На это Славин ничего не ответил.

– Я честно намеревалась заснуть, но потом решила не насиловать себя. Предоставить тебе эту возможность. Мы же взрослые люди. Зачем нам лишать себя этой плотской радости.

– Ты хочешь, чтобы я тебя изнасиловал? – шутливо спросил Марк, пытаясь справиться с сердцебиением.

– Хочу, я даже принесла наручники.

Мария показала стальные наручники, затем бросила их на кровать.

– Зачем?

– Хочу, чтобы у меня не было выбора.

– Видеозапись тоже будет?

– Конечно, она уже идет.

– Ты это серьезно? – настороженно спросил Марк. – А где камера?

Мария, указывая на свои глаза, сказала:

– Здесь, мой Одиссей, иди сюда.

Марк молчал, не зная, что сказать.

– Так чего ты ждешь?

– У тебя красивые ноги, – произнес Марк.

– Все остальное тоже, – с вызовом сказала Цирцея, сбрасывая халат. Под ним ничего не оказалось, была совершенно нагой. Марк не мог отвезти взгляда от ее мраморного тела – тонкая талия, плоский живот с пирсингом на пупке, лонный бугорок был гладко выбрит, за исключением мерлушковой полоски нитью Ариадны, кокетливо тянущейся вниз к гроту Венеры.

– Это колечко – чека от гранаты? – улыбнулся Марк.

– Да, потянешь и тебе хана. Чего ты смеешься?

– Когда я тебя увидел на перекрестке, невольно произнес – хороша Маша да не наша.

– Была не ваша стала ваша, видишь, как порой желания быстро исполняются.

Она протянула руку и выключила свет.

* * *

Сказав Марии, что он работает начальником снабжения, Славин не то, чтобы солгал, но говорил о прошлом. Он числился инженером первой категории, до недавних пор выполняя обязанности начальника. Должность ему давно была обещана директором, но этой единицы, якобы, не было в штатном расписании. Славин не придавал этому особенного значения. Но недавно его вызвали в отдел кадров, и в связи с новым штатным расписанием предложили написать одновременно два заявления. Одно на увольнение по собственному желанию, второе – о приеме на работу инженером второй категории. Поскольку кадровичка сослалась на приказ директора, Славин пошел к нему за объяснением.

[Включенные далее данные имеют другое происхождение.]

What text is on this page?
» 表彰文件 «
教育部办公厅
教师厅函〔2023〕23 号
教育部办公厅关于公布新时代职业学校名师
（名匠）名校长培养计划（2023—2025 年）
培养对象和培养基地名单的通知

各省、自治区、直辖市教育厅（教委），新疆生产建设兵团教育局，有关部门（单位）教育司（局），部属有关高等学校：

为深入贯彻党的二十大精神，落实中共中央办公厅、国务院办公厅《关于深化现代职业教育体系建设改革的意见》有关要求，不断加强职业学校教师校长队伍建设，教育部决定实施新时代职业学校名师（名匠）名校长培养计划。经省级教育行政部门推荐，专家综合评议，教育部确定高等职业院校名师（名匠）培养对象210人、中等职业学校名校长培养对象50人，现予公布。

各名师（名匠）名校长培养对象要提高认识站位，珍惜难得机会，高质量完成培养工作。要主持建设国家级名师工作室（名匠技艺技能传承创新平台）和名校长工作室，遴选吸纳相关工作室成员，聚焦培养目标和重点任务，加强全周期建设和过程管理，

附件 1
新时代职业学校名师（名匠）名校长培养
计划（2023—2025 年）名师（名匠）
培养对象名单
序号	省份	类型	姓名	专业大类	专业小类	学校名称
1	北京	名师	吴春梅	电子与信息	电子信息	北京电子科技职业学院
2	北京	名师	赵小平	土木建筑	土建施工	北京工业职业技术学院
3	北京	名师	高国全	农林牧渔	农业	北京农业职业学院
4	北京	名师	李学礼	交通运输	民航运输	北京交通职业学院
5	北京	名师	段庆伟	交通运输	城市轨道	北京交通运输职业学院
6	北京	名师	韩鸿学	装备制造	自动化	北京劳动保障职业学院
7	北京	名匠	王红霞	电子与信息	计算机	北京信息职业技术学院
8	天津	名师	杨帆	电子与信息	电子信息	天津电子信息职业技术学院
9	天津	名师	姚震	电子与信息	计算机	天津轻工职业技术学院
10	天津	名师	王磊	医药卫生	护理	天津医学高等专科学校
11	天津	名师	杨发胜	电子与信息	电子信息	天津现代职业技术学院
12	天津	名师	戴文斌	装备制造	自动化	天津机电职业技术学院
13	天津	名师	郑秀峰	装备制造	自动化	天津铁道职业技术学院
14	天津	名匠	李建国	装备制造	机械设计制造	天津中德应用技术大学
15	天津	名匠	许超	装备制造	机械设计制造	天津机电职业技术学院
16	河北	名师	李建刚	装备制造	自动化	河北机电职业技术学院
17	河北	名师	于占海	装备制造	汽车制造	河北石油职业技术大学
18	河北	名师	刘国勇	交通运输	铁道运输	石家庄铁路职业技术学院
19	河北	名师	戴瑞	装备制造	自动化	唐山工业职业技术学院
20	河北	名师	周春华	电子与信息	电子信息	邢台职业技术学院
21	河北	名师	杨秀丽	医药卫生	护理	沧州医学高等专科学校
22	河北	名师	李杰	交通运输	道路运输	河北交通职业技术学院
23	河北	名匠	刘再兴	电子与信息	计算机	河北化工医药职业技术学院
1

Директор завода бывший коммунистический функционер не пошел ко дну в мутных водах перестройки, сумел приспособиться и выплыть. Как всякий карьерист раньшего времени начинал комсомольским активистом. Его бывший партийный начальник был теперь начальником главка местной промышленности, вот и ставил своих людей на вакантные места по всей отрасли. Небольшой заводик на Каховке, производящий товары местной промышленности. Осипчука бросили туда, чтобы сделать предприятие рентабельным. Он же его развалил окончательно. Славин, открыто выступивший в его защиту, был вынужден тоже уволиться. Именно Славин своим выступлением на партийном собрании завода, смог повлиять на решение коллектива, не исключать его из партии, что для карьериста равносильно волчьему билету. Директор был ему обязан. Через короткое время Иван Степанович получил новую руководящую должность. Директор как бы в благодарность взял его с собой на новое место работы, но сейчас он, подозревал Славин, тяготился этим. А когда-то вместе пили водку.

Иван Степанович источал дружелюбие.

– Твою должность сократили, – заявил директор, – поэтому я перевел тебя на вторую категорию. Но ты не переживай. Зарплата у тебя остается прежней.

Славин удовлетворился объяснением, вернулся к работе, но в скором времени в отделе появилось двое новых работников – инженер первой категории и начальник снабжения. Человеку не обязательно говорить прямо. Поступки значат больше, чем слова. Славин в тот же день написал заявление на увольнение. К директору не пошел. Тяжело, когда тебе лгут, глядя в глаза. Он хотел уволиться в тот же день, но Иван Степанович не разрешил, заставил отрабатывать положенные две недели по закону. Сейчас подходила к концу первая неделя. Славин приехал на завод за полчаса до начала рабочего дня. Сидел, положив перед собой маленький ключик, и прокручивал в памяти события вчерашнего вечера и ночи. Ключик был от камеры хранения на Киевском вокзале.

– Я завтра никуда не выйду из дома, – сказала Мария, когда он собрался уже уходить. На улице еще было темно. – Ты сможешь оказать мне услугу? Надо забрать сумку и привезти ее мне. Ты же хочешь еще раз увидеть меня?

Славин решил для себя, что романтическое приключение будет максимально коротким и закончится, лишь только забрезжит утра свет. Но джентльмен не может отказать женщине, разделившей с ним ложе.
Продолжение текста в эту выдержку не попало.